Черное сукно аккуратно приземляется на сброшенную ранее одежду М-21, и он тяжело сглатывает, внутренне подобравшись.
— Ни когтей, ни Копья, — предупреждает Франкенштейн, избавляясь и от рубашки. — Оставим здесь хоть одну царапину — шкуру спущу.
И М-21 послушно кивает.
Франкенштейн с легкостью уходит почти от всех его атак — это вам не сотрудники службы безопасности. Сам М-21 уже дважды встретился с полом, но азарта это не снижает. Победить он и не надеялся, но хотя бы на пару удачных выпадов смел рассчитывать. Видимо и в самом деле обнаглел. Но от этого только еще сильней хочется броситься, дотянуться, даже кожа на костяшках пальцев зудит от желания проехаться хоть разочек по красивой директорской физиономии. Франкенштейн же, кажется, смеется над ним. Ну и хрен с ним. Все равно классно.
Франкенштейн подпускает его ближе, чем прежде, и М-21 яростно бросается вперед, ему кажется, что от желанного касания его отдаляет лишь доля миллиметра, как вдруг его ладонь перехватывают, валят с ног и опрокидывают мордой в мат. Франкенштейн сидит сверху, навалившись и надавливая на заломленную до боли руку. М-21 знает — сейчас дергаться себе дороже.
— Пора заканчивать с этим, — касается его уха горячее дыхание и сложно понять, к чему именно относятся слова. Потому что вот сейчас Франкенштейн сверху, тяжелый и горячий. И внизу прижимается тесно, тоже горячий даже через несколько слоев ткани и очень-очень твердый. Невозможно не заметить. И по всему телу проходит какая-то безудержная волна радости и предвкушения, словно с плеч вот-вот свалится невыносимо тяжелый, но ставший уже привычным груз. И хочется вздохнуть с облегчением, потому что «ну наконец-то!».
— Ну так вперед, — хрипло соглашается он. И надо бы чем-то подкрепить свои слова, чтобы совсем понятно — жопой, что ли, потереться… Но, еще не додумав этой мысли до конца, он уже чувствует прикосновение языка к шее, а затем Франкенштейн слегка сжимает зубами его ухо.
— Покомандуй мне еще тут, — мурлычет он, освобождая от захвата и позволяя опереться на обе руки. И М-21 понимает, что если и есть здесь идиот и тормоз, нуждающийся в дополнительных пояснениях и подсказках, то это отнюдь не Франкенштейн. И он торопливо запускает руку в трусы и начинает двигать по-сухому, спеша нагнать возбуждение, потому что, кажется, сейчас его все-таки выебут и нужно при этом изобразить кроме согласия еще и хоть какую-то заинтересованность. «Сука, хоть бы встал!» — мысленно чертыхается М-21 и плотнее сжимает ладонь. И, несмотря на полный сумбур в голове, тело реагирует уверенно и именно так, как требуется. Он закрывает глаза и так движение уверенных пальцев Франкенштейна по его мокрой коже воспринимается более чем приятно. Можно потянуться за ними или же прогнуться под нажимом, и это будет выглядеть вполне искренне, а не подсмотренным в порнушке трюком. М-21 мысленно радуется, что неплохо натаскал себя, подставляясь этим рукам в лаборатории…

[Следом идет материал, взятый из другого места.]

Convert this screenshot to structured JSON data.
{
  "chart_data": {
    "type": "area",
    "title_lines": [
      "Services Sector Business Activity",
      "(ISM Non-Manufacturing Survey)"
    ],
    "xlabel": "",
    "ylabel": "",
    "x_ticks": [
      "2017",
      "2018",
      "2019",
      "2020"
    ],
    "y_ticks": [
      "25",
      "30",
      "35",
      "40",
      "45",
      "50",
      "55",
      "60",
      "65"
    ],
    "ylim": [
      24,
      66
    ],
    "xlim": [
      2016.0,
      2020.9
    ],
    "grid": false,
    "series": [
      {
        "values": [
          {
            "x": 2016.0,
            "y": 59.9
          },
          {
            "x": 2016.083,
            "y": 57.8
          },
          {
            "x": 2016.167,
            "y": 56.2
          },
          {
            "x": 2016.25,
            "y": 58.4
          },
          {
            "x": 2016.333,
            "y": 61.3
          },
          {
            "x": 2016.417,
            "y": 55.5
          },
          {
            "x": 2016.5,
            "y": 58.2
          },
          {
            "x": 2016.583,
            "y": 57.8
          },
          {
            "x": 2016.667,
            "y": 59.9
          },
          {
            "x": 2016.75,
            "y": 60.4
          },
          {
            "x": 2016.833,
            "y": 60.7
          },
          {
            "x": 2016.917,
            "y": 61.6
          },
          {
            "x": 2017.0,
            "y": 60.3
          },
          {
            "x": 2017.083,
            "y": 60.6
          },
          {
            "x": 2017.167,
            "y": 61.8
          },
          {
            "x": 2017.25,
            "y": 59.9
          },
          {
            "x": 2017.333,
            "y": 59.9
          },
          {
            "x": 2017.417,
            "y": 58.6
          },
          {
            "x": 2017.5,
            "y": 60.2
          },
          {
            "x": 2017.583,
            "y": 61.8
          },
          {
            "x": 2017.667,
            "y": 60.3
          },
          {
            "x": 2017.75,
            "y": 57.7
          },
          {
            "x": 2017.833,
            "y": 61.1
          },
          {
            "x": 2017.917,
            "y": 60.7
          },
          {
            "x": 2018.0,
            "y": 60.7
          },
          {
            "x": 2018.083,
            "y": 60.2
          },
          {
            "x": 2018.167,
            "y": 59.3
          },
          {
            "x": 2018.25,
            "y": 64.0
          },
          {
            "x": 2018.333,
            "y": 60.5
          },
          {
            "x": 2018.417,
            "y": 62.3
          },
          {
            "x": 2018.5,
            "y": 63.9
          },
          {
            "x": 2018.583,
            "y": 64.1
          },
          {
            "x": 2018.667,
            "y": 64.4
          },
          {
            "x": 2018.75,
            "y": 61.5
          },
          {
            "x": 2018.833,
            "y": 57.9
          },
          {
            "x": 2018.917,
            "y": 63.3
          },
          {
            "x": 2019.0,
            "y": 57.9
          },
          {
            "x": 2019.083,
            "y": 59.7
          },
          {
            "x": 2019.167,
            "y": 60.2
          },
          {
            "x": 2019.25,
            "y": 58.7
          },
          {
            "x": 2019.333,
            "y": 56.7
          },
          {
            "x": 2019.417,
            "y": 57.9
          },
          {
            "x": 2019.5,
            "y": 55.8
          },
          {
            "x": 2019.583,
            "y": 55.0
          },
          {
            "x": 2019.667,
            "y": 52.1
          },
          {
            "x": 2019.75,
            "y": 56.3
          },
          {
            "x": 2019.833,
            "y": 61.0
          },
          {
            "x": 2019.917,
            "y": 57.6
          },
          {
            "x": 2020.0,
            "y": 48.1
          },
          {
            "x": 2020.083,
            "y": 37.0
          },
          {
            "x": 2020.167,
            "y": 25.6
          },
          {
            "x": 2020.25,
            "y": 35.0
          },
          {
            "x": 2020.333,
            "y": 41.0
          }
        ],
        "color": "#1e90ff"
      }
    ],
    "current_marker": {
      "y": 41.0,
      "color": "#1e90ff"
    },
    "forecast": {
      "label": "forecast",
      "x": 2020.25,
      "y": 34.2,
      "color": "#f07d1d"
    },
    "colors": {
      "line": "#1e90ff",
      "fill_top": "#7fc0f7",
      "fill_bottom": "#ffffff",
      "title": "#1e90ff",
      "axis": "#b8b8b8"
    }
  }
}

Завершив обследование, Франкенштейн дает ему команду одеваться и бегло треплет по волосам.
— Ммм… еще почеши, — вздыхает М-21 и ныряет головой под отстраняющуюся ладонь.
— Блох, что ли, нахватался? — усмехается Франкенштейн, но запускает пальцы в волосы и ерошит, потакая просьбе.
— Вот сам мне и скажи. Кто из нас двоих доктор? — Рука в волосах сжимается сильнее и М-21 довольно жмурится. Во-первых, ему откровенно по кайфу. А во-вторых, он уже успел неплохо изучить ученого и приметить, как сильно Франкенштейну нравится это — когда он сам напрашивается на ласку. И многое еще успел изучить…
В тот раз в спортзале у них ничего основательного не случилось. М-21 помнит, что внутренне напрягся, когда его перевернули на спину, потому что, ну бля… Ну не совсем как бабу же! Не лицом к лицу! Но в итоге все вылилось лишь в сеанс бешено-горячей взаимной мануальной терапии.
А позже дома был привычный ужин.
Потом обычная суета загостившихся детей, во время которой они с Такео дежурно перемывали посуду.
Затем Франкенштейн пригласил всех троих на осмотр, во время которого с видимым удовольствием и почти не скрываемой гордостью отозвался об их отличной форме, которую они продемонстрировали на проверке.
А после, на исходе этого насыщенного дня, он зашел в комнату М-21 пожелать спокойной ночи. И, ясное дело, ночь эта спокойной не была. В этот раз Франкенштейн позаботился обо всем. И сначала Двадцать первого очень жарко и качественно трахали, зажимая ему рот ладонью, потому что, как выяснилось, быть совсем тихим, когда за тебя берется Франкенштейн, просто невозможно. М-21 кусал пальцы, прятал лицо в подушку, но все равно ему казалось, что его горячечное загнанное дыхание слышно далеко за пределами комнаты, и оно могло бы слишком многое поведать любому жителю дома, которому ночью приспичило попить водички. А затем, оставшуюся часть ночи он просто не мог заснуть, снова и снова возвращаясь мыслями к сексу, прислушиваясь к странным ощущениям в отлюбленной заднице, анализируя свое поведение и общие впечатления и мысленно отмечая, что, кажется, не подкачал.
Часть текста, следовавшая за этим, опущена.